Seperti pengelolaan sampah. Warga di sana masih membuang sampah di sungai, sehingga sampah yang dibuang terbawa arus sampai ke lokasi wisata permandian air panas dan juga mengurangi keindahan kawasan wisata.
Selain itu, sanitasi pendukung seperti kamar mandi ataupun toilet umum juga belum tersedia di lokasi tersebut.

Unruk diketahui, dari luas tanah Desa Campursari hampir setengahnya adalah tanah hutan. Warga memanfaatkan lahan dengan menanam sayur mayur khas dataran tinggi, yaitu kentang dan tembakau.
Sementara lahan untuk pemukiman warga sekitar 10 Ha dengan jumlah penduduk sebanyak 2.656 jiwa.

Mayoritas warga Campursari bekerja di sektor pertanian, lalu diikuti oleh sektor jasa, perdagangan, dan peternakan.
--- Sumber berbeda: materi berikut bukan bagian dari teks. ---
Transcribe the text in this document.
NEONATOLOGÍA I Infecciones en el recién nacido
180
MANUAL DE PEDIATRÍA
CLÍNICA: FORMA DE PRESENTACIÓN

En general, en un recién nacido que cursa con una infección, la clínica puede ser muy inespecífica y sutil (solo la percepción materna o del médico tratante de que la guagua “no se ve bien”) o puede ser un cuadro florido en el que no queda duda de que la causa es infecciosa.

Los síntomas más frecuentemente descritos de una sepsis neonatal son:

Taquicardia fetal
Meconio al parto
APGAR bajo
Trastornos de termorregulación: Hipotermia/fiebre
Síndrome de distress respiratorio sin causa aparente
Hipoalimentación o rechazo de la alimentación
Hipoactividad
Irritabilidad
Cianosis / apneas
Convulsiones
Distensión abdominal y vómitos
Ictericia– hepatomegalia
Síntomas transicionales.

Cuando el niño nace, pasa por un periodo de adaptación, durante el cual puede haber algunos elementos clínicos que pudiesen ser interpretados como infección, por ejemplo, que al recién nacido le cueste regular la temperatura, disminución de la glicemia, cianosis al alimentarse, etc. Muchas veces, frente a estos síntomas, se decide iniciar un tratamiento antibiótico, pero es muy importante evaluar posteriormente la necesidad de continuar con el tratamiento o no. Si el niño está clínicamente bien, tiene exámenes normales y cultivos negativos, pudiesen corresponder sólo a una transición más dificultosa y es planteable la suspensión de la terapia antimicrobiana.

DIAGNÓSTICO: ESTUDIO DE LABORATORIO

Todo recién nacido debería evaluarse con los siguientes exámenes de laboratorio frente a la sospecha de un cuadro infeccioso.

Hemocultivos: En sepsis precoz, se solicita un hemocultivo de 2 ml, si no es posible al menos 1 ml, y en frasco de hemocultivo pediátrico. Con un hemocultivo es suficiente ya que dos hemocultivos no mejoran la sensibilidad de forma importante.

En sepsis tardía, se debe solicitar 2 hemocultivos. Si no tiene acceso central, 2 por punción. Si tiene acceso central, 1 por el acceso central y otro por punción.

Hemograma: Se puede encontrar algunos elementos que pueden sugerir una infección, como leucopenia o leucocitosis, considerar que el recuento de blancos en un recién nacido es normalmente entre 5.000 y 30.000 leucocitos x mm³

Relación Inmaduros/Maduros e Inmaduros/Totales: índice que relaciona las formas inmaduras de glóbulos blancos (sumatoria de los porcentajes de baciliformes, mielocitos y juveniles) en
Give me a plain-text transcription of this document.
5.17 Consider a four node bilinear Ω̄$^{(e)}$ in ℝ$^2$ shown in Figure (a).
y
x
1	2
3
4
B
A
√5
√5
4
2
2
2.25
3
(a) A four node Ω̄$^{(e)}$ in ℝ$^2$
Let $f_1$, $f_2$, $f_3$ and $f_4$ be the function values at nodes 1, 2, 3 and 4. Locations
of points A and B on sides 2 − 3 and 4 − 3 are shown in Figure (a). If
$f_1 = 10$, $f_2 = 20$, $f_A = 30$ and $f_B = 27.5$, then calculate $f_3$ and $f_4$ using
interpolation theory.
Sejarah pertanian Desa Campursari bergeser dari yang semula merupakan petani tembakau, berubah menjadi sayuran. Alasannya, selain harganya yang lebih tinggi, kestabilan produksinya juga lebih baik. Proses pengolahan tembakau juga terbilang lama, sehingga memperlambat pemasukan masyarakat.